Eventually, his temperature came up and he got his first taste of breastfeeding. Since he and Tina were both neophytes, it did not come easily during the first few days but eventually they both became experts. I had looked forward to my long, lost sleep that night but it was not to be once again as the cry of the newborn pierced the halls of the hospital and the depths of my consciousness. I did manage to get a few hours and enjoyed being up with Tina and our new son, anyway. The next day was long as T.J. continued to undergo tests. Because of the early cutting of the umbilical cord, much cord blood had been lost and he was, consequently, anemic (low on red blood cells). He also suffered from a condition know as ABO blood group incompatibility which is a incompatibility in the blood types of the mother and child (although not an RH incompatibility) and is evidenced by a slight jaundice in the skin. This condition can cause red blood cells to be destroyed which, of course, would worsen the anemia. Whether he had enough red blood cells was of great concern because babies don't produce new red blood cells until their sixth week. Our pediatrician told us that as long as his jaundice did not worsen, we had little to worry about.

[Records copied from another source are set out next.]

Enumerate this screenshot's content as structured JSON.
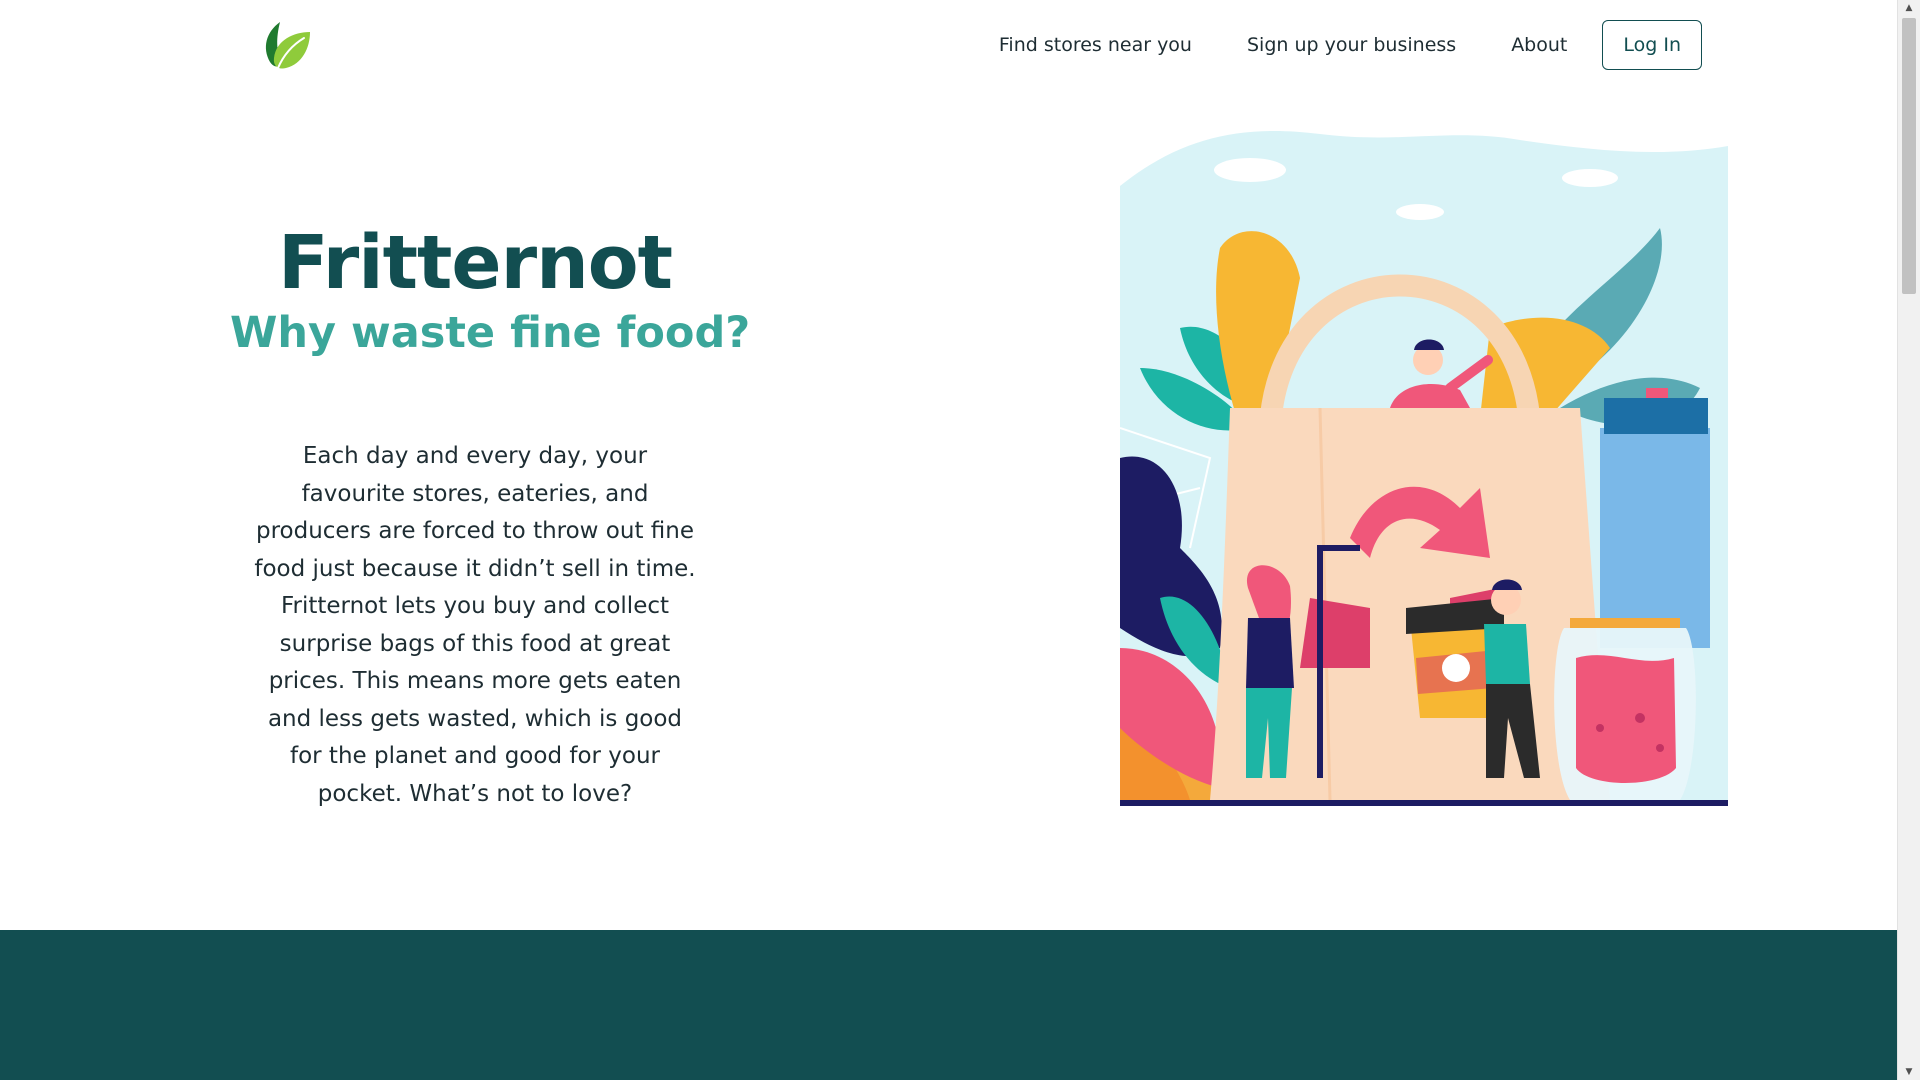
{
  "header": {
    "logo_icon": "leaf-logo-icon",
    "nav": {
      "find_stores": "Find stores near you",
      "sign_up_business": "Sign up your business",
      "about": "About",
      "login": "Log In"
    }
  },
  "hero": {
    "title": "Fritternot",
    "subtitle": "Why waste fine food?",
    "body": "Each day and every day, your favourite stores, eateries, and producers are forced to throw out fine food just because it didn’t sell in time. Fritternot lets you buy and collect surprise bags of this food at great prices. This means more gets eaten and less gets wasted, which is good for the planet and good for your pocket. What’s not to love?",
    "illustration_icon": "shopping-bag-illustration"
  },
  "colors": {
    "brand_dark": "#124e51",
    "brand_teal": "#3ba69a",
    "text": "#1e2d33"
  }
}
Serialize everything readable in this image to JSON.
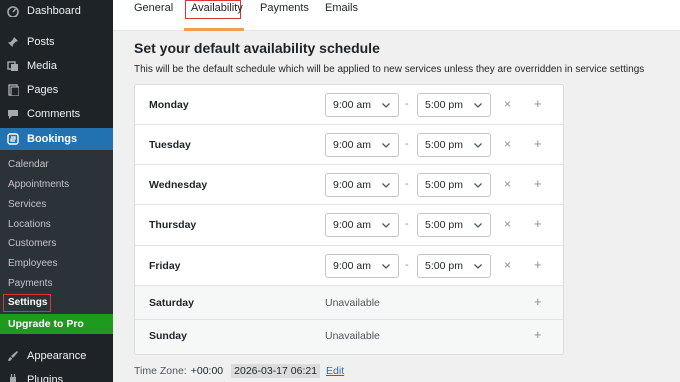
{
  "sidebar": {
    "dashboard": "Dashboard",
    "posts": "Posts",
    "media": "Media",
    "pages": "Pages",
    "comments": "Comments",
    "bookings": "Bookings",
    "submenu": [
      "Calendar",
      "Appointments",
      "Services",
      "Locations",
      "Customers",
      "Employees",
      "Payments",
      "Settings"
    ],
    "upgrade": "Upgrade to Pro",
    "appearance": "Appearance",
    "plugins": "Plugins"
  },
  "tabs": [
    "General",
    "Availability",
    "Payments",
    "Emails"
  ],
  "page": {
    "title": "Set your default availability schedule",
    "description": "This will be the default schedule which will be applied to new services unless they are overridden in service settings"
  },
  "schedule": [
    {
      "day": "Monday",
      "start": "9:00 am",
      "end": "5:00 pm"
    },
    {
      "day": "Tuesday",
      "start": "9:00 am",
      "end": "5:00 pm"
    },
    {
      "day": "Wednesday",
      "start": "9:00 am",
      "end": "5:00 pm"
    },
    {
      "day": "Thursday",
      "start": "9:00 am",
      "end": "5:00 pm"
    },
    {
      "day": "Friday",
      "start": "9:00 am",
      "end": "5:00 pm"
    },
    {
      "day": "Saturday",
      "status": "Unavailable"
    },
    {
      "day": "Sunday",
      "status": "Unavailable"
    }
  ],
  "separator": "-",
  "remove_glyph": "×",
  "add_glyph": "+",
  "timezone": {
    "label": "Time Zone:",
    "value": "+00:00",
    "datetime": "2026-03-17 06:21",
    "edit": "Edit"
  },
  "colors": {
    "sidebar_bg": "#1d2327",
    "accent": "#2271b1",
    "highlight_border": "#d63638",
    "upgrade_bg": "#1e9a1e",
    "tab_underline": "#f0a04b"
  }
}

Aside from that, we had little to do that day except to wait for the Tina's obstetrician to release us. As before, this proved to be a lengthy wait. Even though there were no complications, he ignored the nurse's suggestion that he release us over the phone (which is allowed if the nurse recommends that all is well). He insisted on seeing Tina before releasing us. He further infuriated us by telling us that he would not be able to be there until 17:00. As it turned out, he did not arrive until 18:30 and spent all of five minutes in determining that we could be released. We have not and will not seen that doctor since (we had a number of other problems with him that I won't go into here).

And that was it as we headed home for sleepless nights and dirty diapers. A few days later we visited the pediatrician to have the circumcision done and to check on the jaundice. Within a week or so, the yellow tinge had gone away. I think the moment I shall remember most is when Tina had left me with him in the hospital room for a few minutes. As I held him in my arms, I began to realize what a huge responsibility this would mean for me. I also realized how tremendously lucky we had been to get such a healthy baby when so many things could have gone wrong. As I sat there holding my son, crying with relief, joy, worry and a torrent of other emotions, I promised him that I would always do my best to make his life the best. And I will. I have to. I promised.